Lectionary Reflections
Acts 17:22-31
May 25, 2014
Today's text presents us with one of the great set literary pieces constructed by the very clever and well-informed Luke. There is no purpose served by the attempt to "prove" that this scene occurred in precisely the way that Luke gives it to us. We always must remember that Luke is not a reporter, or an objective historian; he is a literary theologian, offering to his readers portraits of the growth of the early Christian community in unforgettable stories that have nurtured the lives of Christians down through the centuries. One need hardly go to the Athenian place of the Areopagus to sense the power of what Luke has provided in this riveting event when Paul confronts the Greek philosophers and preaches to them about the resurrected Jesus.
Though I have been to the site several times (once during a cold rain that made the ancient stones on which one must climb more treacherous than the impious Cynics pictured by Luke!), my visits there did nothing to increase my admiration for Luke's creativity. The drama is a masterful one, representing the confrontation of the nascent word of the gospel of Jesus with the hallowed traditions of a Greek culture that predated Christianity by hundreds of years. The fact that Luke does not end his story with the great and fervent success of Paul's preaching, quite unlike the vast numbers of converts made by Peter at Pentecost, makes it very clear that the way of the gospel will be slow, not immediate, and—especially among the learned and the educated, who always "know better"—it will encounter many obstacles. Luke was no fool; he was cognizant of the growth of the message of Jesus, its sometime successes and its sometime failures. However much he poured his artistry into the scene on the Areopagus, he painted the portrait as, in effect, a practical failure.
Luke connects the previous scene of Silas, Timothy, and Paul finding great success in Beroea, a small city some sixty miles south of Thessalonica, with his time in Athens by suggesting that trouble had been stirred up in Beroea by some Jews of Thessalonica who, angry about the success of the evangelism at Beroea, forced the believers to "send Paul to the coast," while Silas and Timothy stayed behind (Acts 17:12-15). Paul goes to Athens, waiting for Silas and Timothy to join him there. By the time of Luke's writing, perhaps in the eighth decade of the first century C.E, Athens was hardly any longer the center of the world. That center now was obviously Rome. Still, Athens' vast history of intellectual and political and architectural vigor made it a destination place, and the perfect location for the confrontation of the new message of Jesus and the old message of the Greek philosophers. After all, the magnificent Parthenon, set high on the hill of the Acropolis, remained the standard of Greek architecture five hundred years after its erection, and dominated the city with its unequaled splendor and its mathematical perfection.

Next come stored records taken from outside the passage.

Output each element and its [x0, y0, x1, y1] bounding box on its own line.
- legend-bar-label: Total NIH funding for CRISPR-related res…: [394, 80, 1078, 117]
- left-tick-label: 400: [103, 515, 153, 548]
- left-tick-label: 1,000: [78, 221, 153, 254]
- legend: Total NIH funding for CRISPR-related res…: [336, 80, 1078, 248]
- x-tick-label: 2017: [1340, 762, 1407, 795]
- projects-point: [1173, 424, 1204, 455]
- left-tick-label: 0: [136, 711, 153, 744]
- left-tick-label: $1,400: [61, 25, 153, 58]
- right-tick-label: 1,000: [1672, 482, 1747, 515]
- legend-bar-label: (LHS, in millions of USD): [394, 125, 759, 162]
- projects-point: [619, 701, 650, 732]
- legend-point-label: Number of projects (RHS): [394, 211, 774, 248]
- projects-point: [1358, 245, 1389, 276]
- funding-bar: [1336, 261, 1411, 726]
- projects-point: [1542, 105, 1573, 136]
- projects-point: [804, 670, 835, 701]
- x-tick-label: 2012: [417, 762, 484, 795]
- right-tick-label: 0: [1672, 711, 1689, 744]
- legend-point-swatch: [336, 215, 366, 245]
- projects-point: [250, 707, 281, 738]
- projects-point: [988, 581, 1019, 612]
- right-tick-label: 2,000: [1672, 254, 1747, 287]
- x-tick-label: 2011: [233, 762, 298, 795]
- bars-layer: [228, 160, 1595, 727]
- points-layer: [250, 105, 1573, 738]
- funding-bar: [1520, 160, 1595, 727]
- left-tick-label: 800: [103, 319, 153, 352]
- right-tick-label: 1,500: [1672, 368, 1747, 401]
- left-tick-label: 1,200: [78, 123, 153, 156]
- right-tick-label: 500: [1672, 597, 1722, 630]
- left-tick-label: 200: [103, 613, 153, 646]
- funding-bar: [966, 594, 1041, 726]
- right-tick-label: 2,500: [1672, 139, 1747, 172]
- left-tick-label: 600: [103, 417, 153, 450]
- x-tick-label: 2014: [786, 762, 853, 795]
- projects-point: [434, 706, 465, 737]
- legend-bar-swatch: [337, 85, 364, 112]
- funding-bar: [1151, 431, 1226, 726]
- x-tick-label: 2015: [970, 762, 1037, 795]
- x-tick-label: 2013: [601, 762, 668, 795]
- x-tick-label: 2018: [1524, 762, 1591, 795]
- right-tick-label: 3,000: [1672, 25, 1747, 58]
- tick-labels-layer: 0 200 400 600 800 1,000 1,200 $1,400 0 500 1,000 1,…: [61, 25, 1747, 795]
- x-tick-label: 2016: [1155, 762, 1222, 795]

So Luke has Paul go to this wonderful city to play out a scene that will be played out over and again in the succeeding centuries of the Christian story. Paul, according to Luke, wanders about the city and is "distressed," according to the NRSV about the "many idols" he sees in the city (Acts 17:16). The adjective could as easily be translated "angry" or even "outraged." Hence, like some Cynic philosopher himself, Paul "argued in the synagogue with the Jews and the devout persons (not Jews but those sympathetic to the beliefs of the Jews) and also in the agora (the marketplace) every day with those who happened to be there" (Acts 17:17). Luke pictures a Paul who is more than ready to cross verbal swords with those who like nothing better; Athens is filled with argument, a place of philosophical banter and debate. It appears to be nothing less than a continuous meeting of the faculty, a portrait that those of us who have spent much of our lives in such meetings would either relish or deplore. I readily admit that my retirement was at least in part precipitated by such events, usually more tedious and rancorous than enlightening and edifying.
Luke identifies some of the listening philosophers as Epicurean and Stoic. Both of these schools of thinking were founded about the same time, perhaps 300 B.C.E. One could characterize the Stoics as the more "religious" ones, concerned as they were with providence and divine immanence. Their famous advocates, Marcus Aurelius and Epictetus, searched for a genuine religious spirit. In contrast, the Epicureans were known by their almost complete rejection of traditional religion; in fact Lucian of Samosata describes the Epicureans as particularly concerned to unmask religious charlatans, every age having a surfeit of such mountebanks.
Into this theological maelstrom steps the apostle whom the philosophers perceive to be "a proclaimer of foreign divinities" (Acts 17:18). They call him (probably the Epicureans among them), a "babbler," more literally a "seed picker." They use the image of a bird pecking the ground for random seeds, gulping some while discarding others. "Gossip" or "busybody" might be other possible translations.